My teacher told me this crazy story about where black people can’t sit on the bus.

Weird, huh?

And then some people marched and complained and stuff and then we could sit on the bus.  I think the guys’ name was Michael King, or something?

Martin Luther King Jr.

Yeah–how did you know?

I love wowing my six-year-old with my knowledge; she is always surprised when I know what she has been talking about at school, even though the first grade curriculum is somewhat predictable. Yet I admit some parental negligence: although my children are black and I think of myself as comfortable discussing race, I had not been eager to delve into our American history of slavery and segregation, and have procrastinated.  So my daughter and I had a nice little talk about when and where segregation functioned and how it sounds so silly to us now.

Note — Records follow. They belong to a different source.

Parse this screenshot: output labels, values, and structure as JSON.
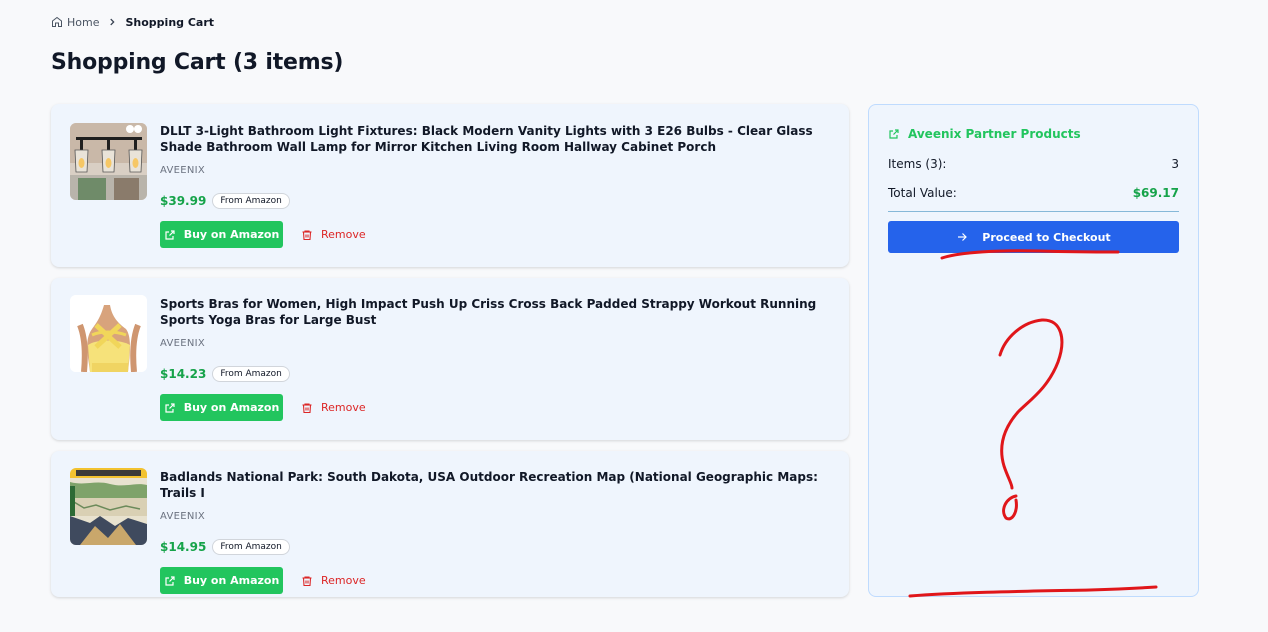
{
  "breadcrumb": {
    "home": "Home",
    "current": "Shopping Cart"
  },
  "page": {
    "title": "Shopping Cart (3 items)"
  },
  "items": [
    {
      "title": "DLLT 3-Light Bathroom Light Fixtures: Black Modern Vanity Lights with 3 E26 Bulbs - Clear Glass Shade Bathroom Wall Lamp for Mirror Kitchen Living Room Hallway Cabinet Porch",
      "brand": "AVEENIX",
      "price": "$39.99",
      "source": "From Amazon",
      "buy_label": "Buy on Amazon",
      "remove_label": "Remove"
    },
    {
      "title": "Sports Bras for Women, High Impact Push Up Criss Cross Back Padded Strappy Workout Running Sports Yoga Bras for Large Bust",
      "brand": "AVEENIX",
      "price": "$14.23",
      "source": "From Amazon",
      "buy_label": "Buy on Amazon",
      "remove_label": "Remove"
    },
    {
      "title": "Badlands National Park: South Dakota, USA Outdoor Recreation Map (National Geographic Maps: Trails I",
      "brand": "AVEENIX",
      "price": "$14.95",
      "source": "From Amazon",
      "buy_label": "Buy on Amazon",
      "remove_label": "Remove"
    }
  ],
  "summary": {
    "heading": "Aveenix Partner Products",
    "items_label": "Items (3):",
    "items_value": "3",
    "total_label": "Total Value:",
    "total_value": "$69.17",
    "checkout_label": "Proceed to Checkout"
  },
  "colors": {
    "accent_green": "#22c55e",
    "price_green": "#16a34a",
    "checkout_blue": "#2563eb",
    "remove_red": "#dc2626",
    "annotation_red": "#e0161a",
    "card_bg": "#eff5fd"
  },
  "icons": {
    "breadcrumb_home": "home-icon",
    "breadcrumb_separator": "chevron-right-icon",
    "buy": "external-link-icon",
    "remove": "trash-icon",
    "summary_heading": "external-link-icon",
    "checkout": "arrow-right-icon"
  }
}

Which turned my mind to another topic I really ought to discuss with my daughter: the priesthood.  We have been to a number of baptisms and our friends have one of their parents perform the baptism and one of them speaks at the baptism.  When my daughter envisions her own baptism, she expects that I will perform her baptism.  Why wouldn’t she?  I read scriptures and pray with her.  I am the parent who takes her to church.  Doesn’t it make sense that I would be a significant part of her joining that church?  Sure it does.  Although she is a clever little girl, she just doesn’t seem to have noticed that the parents who baptize are the dads and the moms get to give the super-duper talks about the Holy Ghost.

Ugh.  I have no good answers for her about why she’s going to have to scrounge up someone else to baptize her, but I guess we should talk about it anyway.